= Daïra =

Country subdivision of a wilaya in Algeria and in Western Sahara

A daïra or daerah (دائرة circle; plural dawaïr) is an administrative division in Algeria and Western Sahara in West Africa, as well as Brunei, Indonesia and Malaysia in Southeast Asia. It is commonly translated in English as "district".

== West Africa ==

"Daïra" is the primary spelling variant used in Algeria and Western Sahara. It is a subdivision of wilayah in both countries.

== Southeast Asia ==
"Daerah" is an Arabic loanword in Malay and Indonesian, which is cognate with "daïra".

=== Brunei ===

A daerah or district is the primary subdivision of Brunei. There are four daerah, namely Belait, Brunei-Muara, Temburong and Tutong.
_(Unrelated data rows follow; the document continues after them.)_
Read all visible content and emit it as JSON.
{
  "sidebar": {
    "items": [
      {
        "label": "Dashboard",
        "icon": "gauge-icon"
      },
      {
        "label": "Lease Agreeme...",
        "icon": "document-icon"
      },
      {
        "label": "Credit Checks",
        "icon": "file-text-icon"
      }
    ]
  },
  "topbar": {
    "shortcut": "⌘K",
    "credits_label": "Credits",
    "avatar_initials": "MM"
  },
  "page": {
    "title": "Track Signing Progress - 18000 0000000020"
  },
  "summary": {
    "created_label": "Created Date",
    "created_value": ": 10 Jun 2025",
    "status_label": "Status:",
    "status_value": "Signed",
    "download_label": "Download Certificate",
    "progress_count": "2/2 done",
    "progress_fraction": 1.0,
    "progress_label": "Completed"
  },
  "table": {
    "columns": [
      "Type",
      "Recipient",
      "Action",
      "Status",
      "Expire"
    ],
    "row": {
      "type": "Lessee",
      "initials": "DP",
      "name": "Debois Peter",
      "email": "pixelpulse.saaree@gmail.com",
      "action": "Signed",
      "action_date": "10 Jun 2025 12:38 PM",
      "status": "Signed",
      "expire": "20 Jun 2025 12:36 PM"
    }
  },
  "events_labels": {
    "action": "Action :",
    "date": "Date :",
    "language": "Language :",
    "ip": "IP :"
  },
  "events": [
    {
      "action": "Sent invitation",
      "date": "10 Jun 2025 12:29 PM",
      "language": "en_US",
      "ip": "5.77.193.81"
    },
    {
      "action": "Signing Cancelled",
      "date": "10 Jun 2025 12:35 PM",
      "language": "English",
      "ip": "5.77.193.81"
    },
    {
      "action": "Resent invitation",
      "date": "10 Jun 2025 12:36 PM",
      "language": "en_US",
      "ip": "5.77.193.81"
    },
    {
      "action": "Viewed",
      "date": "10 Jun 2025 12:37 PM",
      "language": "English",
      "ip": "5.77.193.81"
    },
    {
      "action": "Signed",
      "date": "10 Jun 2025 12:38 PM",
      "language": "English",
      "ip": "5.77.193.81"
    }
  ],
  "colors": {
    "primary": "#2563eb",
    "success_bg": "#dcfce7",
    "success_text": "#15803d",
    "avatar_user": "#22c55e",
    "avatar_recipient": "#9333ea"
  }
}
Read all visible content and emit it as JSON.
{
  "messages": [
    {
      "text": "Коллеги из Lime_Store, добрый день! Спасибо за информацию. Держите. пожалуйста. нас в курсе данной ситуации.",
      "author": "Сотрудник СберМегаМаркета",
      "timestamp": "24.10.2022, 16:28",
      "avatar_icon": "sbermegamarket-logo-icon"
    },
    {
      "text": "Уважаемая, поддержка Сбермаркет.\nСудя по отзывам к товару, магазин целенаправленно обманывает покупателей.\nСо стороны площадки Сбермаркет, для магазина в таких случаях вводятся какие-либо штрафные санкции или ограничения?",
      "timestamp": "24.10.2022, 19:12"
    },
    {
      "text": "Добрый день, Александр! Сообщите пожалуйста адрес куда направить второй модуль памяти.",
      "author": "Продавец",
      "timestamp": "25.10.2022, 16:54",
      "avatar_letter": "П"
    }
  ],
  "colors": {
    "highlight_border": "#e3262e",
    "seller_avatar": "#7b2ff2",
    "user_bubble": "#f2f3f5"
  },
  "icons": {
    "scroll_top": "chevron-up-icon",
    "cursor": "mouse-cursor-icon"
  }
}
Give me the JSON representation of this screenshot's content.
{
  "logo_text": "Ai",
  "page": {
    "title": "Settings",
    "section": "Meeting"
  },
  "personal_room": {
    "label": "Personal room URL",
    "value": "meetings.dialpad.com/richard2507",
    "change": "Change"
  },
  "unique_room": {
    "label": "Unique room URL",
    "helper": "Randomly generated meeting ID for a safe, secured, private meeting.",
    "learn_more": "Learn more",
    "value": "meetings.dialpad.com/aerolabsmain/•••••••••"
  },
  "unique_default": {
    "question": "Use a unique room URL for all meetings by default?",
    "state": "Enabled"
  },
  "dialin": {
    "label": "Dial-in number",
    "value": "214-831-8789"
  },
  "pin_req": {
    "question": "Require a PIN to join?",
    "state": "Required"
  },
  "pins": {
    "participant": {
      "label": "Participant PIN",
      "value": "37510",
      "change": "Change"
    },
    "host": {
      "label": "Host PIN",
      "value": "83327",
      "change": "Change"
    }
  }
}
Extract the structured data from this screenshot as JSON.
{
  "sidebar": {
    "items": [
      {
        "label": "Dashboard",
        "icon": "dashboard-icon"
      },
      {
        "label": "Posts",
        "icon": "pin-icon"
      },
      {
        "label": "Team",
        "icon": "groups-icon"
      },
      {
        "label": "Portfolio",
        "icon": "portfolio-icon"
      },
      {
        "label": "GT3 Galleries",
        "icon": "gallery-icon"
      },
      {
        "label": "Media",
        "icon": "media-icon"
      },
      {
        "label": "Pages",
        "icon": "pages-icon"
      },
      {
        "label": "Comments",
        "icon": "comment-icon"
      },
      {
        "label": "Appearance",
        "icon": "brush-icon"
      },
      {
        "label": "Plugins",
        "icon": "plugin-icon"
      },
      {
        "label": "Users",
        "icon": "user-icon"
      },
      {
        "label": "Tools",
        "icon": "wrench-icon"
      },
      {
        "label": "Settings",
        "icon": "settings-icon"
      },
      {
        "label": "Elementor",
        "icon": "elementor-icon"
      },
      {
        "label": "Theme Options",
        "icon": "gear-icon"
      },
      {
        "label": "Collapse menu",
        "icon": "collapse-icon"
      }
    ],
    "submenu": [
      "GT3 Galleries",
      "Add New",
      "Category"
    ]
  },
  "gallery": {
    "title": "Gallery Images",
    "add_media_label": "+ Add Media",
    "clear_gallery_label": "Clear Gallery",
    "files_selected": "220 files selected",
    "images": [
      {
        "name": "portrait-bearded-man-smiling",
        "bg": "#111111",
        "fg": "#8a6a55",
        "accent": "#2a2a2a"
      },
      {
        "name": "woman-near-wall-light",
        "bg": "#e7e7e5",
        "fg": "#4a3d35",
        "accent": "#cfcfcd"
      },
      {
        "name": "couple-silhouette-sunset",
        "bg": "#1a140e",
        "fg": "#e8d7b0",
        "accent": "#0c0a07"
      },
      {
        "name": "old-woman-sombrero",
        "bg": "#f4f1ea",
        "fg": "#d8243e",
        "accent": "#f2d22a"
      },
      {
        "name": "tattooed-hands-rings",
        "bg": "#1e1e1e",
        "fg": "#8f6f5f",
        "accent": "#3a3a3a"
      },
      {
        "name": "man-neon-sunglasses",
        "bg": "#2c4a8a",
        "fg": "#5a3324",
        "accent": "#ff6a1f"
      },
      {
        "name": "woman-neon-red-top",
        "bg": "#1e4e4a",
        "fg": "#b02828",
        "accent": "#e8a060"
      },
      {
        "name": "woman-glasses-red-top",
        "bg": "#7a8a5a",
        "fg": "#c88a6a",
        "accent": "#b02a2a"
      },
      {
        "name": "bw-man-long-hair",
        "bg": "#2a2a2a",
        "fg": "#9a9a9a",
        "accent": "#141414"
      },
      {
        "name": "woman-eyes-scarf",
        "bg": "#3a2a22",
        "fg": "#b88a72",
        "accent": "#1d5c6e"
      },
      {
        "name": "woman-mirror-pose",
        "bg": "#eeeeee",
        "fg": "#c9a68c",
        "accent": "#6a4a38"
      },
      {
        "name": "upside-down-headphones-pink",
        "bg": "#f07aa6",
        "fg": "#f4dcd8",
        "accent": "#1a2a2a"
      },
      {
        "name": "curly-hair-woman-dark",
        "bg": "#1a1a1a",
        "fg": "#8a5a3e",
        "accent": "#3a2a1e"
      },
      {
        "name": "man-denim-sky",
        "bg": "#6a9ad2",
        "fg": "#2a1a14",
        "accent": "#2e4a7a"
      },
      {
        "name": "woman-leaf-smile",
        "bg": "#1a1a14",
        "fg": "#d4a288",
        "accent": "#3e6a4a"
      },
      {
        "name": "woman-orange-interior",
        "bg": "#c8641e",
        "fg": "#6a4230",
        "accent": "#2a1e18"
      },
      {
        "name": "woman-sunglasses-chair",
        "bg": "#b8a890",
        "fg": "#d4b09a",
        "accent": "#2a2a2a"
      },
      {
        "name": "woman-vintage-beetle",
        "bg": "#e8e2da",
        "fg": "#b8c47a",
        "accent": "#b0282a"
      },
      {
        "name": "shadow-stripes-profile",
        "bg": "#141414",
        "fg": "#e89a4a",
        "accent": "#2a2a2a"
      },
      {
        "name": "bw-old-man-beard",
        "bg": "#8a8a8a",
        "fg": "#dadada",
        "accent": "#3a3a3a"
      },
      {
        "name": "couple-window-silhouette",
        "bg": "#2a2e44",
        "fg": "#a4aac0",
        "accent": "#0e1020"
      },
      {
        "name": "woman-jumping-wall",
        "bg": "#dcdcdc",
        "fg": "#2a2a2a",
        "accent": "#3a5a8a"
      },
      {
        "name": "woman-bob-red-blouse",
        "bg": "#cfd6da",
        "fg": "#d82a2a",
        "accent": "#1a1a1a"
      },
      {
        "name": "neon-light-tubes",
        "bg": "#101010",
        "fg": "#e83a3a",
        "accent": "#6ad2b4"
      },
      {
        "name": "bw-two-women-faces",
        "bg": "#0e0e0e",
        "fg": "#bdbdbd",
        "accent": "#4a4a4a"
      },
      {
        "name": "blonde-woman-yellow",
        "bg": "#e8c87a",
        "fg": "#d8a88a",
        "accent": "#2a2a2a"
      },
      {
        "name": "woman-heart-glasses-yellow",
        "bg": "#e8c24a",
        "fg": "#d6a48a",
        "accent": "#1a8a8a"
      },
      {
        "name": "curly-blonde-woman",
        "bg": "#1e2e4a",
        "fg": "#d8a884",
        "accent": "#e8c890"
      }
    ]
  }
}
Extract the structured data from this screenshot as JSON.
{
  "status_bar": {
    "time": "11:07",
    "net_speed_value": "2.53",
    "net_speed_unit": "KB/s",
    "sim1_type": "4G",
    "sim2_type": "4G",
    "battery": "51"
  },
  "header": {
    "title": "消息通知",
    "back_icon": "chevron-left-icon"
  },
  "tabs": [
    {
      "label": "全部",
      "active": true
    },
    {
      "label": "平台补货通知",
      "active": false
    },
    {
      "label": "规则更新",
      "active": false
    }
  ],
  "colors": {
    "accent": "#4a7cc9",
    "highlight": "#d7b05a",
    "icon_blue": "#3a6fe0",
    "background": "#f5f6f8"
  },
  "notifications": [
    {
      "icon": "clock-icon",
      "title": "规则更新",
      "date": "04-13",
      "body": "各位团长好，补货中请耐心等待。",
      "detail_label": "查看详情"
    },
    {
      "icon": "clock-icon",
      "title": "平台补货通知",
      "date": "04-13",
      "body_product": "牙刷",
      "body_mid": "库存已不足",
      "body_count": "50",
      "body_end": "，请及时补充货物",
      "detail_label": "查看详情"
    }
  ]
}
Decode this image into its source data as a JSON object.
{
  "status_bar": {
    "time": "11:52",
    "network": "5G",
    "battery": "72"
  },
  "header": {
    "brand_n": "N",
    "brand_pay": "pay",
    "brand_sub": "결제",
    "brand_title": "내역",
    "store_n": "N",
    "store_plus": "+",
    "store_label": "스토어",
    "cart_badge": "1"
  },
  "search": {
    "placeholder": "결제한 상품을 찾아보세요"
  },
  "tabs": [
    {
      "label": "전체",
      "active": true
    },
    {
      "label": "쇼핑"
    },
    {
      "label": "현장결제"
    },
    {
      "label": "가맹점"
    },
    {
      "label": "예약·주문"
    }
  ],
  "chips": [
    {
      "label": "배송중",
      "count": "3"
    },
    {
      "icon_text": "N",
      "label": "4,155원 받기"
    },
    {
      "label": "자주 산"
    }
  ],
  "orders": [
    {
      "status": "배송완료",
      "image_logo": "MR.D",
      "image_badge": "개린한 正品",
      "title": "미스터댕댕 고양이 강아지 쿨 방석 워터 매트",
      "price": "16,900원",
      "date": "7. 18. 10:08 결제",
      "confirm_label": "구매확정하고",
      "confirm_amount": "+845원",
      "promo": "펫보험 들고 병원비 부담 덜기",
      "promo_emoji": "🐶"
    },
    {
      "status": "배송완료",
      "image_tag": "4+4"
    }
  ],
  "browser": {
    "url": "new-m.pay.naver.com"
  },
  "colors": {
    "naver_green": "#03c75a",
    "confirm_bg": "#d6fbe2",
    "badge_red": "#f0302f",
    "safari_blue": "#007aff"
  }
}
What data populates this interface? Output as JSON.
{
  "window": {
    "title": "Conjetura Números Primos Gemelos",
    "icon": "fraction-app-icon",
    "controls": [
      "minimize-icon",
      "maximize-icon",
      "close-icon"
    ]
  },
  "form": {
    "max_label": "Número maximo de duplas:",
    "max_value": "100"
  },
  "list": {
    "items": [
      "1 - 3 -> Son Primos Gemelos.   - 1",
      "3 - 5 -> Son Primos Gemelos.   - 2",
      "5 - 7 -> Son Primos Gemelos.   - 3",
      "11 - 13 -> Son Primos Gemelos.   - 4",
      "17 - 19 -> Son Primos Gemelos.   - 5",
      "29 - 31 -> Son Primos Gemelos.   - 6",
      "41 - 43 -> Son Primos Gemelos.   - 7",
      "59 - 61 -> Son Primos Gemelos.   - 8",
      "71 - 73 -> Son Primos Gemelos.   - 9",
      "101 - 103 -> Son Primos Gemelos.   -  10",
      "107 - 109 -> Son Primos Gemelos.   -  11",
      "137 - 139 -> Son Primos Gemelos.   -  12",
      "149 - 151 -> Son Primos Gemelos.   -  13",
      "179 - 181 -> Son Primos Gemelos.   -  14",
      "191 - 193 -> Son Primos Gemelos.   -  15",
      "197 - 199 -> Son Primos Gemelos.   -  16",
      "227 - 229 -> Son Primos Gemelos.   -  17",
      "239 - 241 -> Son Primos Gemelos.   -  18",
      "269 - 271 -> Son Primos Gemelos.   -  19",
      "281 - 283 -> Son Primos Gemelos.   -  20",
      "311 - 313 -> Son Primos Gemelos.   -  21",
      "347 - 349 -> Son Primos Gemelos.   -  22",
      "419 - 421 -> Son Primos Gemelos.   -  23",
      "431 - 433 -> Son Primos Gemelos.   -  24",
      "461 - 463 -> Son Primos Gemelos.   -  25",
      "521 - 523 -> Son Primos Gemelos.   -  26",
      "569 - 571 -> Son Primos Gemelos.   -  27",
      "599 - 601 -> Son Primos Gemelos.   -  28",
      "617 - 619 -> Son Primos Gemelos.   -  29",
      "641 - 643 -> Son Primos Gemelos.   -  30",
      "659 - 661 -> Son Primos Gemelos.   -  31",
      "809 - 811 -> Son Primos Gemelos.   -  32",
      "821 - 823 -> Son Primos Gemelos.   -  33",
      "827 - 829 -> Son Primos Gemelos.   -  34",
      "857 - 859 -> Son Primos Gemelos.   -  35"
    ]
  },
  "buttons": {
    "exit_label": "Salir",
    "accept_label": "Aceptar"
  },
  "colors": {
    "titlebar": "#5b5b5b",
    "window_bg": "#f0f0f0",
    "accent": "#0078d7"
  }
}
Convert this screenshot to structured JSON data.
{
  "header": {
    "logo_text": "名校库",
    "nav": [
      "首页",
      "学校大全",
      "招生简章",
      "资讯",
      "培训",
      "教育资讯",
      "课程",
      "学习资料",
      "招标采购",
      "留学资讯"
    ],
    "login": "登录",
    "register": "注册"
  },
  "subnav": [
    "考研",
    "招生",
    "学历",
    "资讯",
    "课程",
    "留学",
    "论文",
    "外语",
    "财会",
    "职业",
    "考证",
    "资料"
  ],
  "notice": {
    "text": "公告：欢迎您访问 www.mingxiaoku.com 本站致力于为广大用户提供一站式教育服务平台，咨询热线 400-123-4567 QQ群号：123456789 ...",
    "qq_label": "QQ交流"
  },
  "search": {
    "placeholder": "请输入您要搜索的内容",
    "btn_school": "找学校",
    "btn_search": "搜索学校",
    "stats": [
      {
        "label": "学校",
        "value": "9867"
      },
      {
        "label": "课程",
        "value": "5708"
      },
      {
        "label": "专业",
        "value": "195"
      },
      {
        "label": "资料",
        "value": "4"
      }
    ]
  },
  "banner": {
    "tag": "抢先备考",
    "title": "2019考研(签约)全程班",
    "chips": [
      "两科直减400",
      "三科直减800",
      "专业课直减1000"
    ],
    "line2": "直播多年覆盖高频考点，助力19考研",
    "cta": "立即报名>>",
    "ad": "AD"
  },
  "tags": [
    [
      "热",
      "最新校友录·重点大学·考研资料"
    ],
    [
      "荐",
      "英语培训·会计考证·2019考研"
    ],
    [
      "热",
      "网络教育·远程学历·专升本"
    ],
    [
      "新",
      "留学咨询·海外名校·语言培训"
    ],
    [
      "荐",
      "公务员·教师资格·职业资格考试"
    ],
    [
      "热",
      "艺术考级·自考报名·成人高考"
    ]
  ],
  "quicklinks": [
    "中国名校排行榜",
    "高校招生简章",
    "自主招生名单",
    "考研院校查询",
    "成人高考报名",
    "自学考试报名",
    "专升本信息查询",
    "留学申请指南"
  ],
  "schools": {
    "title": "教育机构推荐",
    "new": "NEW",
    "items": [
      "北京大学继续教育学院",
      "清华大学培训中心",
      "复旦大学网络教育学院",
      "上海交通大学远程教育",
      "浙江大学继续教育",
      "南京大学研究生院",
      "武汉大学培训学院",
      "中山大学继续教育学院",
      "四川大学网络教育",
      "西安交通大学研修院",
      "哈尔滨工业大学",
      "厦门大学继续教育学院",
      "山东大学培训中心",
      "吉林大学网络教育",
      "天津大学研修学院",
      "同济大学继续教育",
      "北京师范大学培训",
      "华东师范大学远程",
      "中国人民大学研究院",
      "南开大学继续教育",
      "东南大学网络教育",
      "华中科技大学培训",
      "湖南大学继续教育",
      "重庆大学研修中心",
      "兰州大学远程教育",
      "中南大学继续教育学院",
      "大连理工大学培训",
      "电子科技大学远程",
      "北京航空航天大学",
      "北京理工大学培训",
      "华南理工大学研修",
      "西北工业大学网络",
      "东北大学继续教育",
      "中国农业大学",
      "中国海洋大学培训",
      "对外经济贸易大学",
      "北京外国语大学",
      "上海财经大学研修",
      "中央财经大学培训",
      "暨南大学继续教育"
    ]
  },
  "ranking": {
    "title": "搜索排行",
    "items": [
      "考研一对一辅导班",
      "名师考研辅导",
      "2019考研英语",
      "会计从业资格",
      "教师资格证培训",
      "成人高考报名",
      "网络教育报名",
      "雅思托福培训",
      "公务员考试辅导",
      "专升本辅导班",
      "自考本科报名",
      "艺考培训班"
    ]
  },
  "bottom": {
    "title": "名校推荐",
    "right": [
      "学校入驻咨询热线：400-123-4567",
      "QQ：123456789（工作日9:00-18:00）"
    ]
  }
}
A daerah is subdivided into mukims (equivalent to subdistricts) and subsequently villages (kampung).

=== Indonesia ===

In Indonesia, "daerah" is used as in the term Daerah Istimewa/Khusus, which refers to the Special Regions or provinces with special status. There are three Special Regions (Aceh, the Special Region of Yogyakarta, and the Special Region of Jakarta), and there are six Special Autonomous Regions or Daerah Otonomi Khusus (Central Papua, Highland Papua, Papua, South Papua, Southwest Papua, and West Papua).

=== Malaysia ===

A daerah or district is a type of state administrative divisions in Malaysia. It is the primary subdivision of the states in Peninsular Malaysia, where as in Sabah and Sarawak in Malaysian Borneo, it is the secondary subdivision which is below divisions. Regardless, any daerah may be subdivided into mukims.